Prosecutors handling cases of doctor shopping have a tough road, because, how can they prove that a patient “seeks to obtain a controlled substance or prescription”? The court in Knipp addressed this issue, with Judge Farmer noting in a concurring opinion that “To my mind, it would be a different matter if the defendant had instead merely stated his complaints and symptoms to the physician and asked whether something could be prescribed. In that alternative scenario, I do not read this statute to require the patient to volunteer recent prescriptions.”

It seems to me that if your doctor doesn’t ask about all the meds you’re taking, you should see another doctor, right? Even the court in Knipp noted that “multiple medications may interact with each other adversely. Hence physicians must at all times be aware of the possible effects of a new medication on the patient in light of his current meds. As I read the informed consent laws in Florida, physicians are already under a statutory burden to ask for that information from any patient for whom they would prescribe another medication.”

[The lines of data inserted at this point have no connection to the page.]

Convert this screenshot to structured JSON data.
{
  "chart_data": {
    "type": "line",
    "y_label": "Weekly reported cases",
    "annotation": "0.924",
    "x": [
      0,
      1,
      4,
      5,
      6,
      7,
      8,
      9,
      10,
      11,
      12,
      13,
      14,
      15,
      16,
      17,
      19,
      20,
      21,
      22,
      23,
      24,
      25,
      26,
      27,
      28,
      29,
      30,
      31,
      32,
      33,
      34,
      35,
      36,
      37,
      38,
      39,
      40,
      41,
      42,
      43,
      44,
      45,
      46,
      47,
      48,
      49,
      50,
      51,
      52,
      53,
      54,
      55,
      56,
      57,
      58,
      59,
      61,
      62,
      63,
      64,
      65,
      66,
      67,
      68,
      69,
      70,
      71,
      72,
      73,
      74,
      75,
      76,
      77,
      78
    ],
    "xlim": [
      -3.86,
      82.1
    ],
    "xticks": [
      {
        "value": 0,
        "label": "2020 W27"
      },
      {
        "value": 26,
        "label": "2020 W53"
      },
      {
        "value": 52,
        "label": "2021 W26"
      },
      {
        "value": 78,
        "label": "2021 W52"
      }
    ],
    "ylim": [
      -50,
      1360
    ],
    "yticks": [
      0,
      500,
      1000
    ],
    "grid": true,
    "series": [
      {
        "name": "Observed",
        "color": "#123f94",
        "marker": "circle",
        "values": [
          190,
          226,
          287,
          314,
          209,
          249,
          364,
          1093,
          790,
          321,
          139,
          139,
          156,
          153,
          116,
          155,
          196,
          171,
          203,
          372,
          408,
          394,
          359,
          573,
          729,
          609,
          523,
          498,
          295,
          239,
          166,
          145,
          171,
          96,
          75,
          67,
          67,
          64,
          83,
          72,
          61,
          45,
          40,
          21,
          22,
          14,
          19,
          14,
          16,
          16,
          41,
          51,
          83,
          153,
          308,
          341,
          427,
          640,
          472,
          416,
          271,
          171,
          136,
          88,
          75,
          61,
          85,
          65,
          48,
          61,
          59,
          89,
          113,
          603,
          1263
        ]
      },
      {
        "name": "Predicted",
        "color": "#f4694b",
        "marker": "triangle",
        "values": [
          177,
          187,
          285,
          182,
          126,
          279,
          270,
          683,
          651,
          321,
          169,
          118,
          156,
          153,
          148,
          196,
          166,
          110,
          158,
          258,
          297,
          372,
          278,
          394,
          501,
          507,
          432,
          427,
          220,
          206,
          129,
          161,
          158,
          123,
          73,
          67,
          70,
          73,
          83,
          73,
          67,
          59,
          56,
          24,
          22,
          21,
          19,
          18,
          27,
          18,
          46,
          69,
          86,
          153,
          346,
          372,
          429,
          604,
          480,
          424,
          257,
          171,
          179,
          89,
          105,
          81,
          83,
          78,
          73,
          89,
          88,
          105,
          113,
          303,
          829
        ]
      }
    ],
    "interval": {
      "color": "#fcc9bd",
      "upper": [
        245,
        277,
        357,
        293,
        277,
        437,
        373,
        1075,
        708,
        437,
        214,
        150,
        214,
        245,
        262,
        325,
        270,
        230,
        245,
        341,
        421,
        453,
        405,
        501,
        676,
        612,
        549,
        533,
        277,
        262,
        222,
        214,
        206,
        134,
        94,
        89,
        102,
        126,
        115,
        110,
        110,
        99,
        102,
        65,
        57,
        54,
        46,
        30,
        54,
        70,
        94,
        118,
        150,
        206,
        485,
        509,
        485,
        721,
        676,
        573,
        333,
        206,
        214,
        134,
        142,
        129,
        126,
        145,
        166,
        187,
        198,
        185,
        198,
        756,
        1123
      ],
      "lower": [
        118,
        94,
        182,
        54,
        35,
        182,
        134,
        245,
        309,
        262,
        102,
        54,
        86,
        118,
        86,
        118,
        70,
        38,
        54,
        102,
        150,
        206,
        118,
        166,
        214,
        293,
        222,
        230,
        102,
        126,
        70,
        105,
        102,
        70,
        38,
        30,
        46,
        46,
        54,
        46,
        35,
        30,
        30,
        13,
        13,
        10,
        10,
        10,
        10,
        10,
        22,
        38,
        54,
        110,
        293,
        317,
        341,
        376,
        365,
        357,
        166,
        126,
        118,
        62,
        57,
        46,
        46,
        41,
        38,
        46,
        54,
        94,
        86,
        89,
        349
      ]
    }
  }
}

Based upon this court’s interpretation, the doctor shopping statute may have added a new burden on the patient to inform his doctor of current meds. I guess Florida courts don’t trust the state board certified/sanctioned/insured/licensed doctor’s to ask the right questions of patients. Years of schooling, big salaries, even a “Dr.” placed before their last name and an “M.D.” behind it, yet Orlando doctors can’t be burdened with asking the right questions. Never fear, Big Brother is here to force you to say certain things while meeting with your doctor. Don’t you feel better now?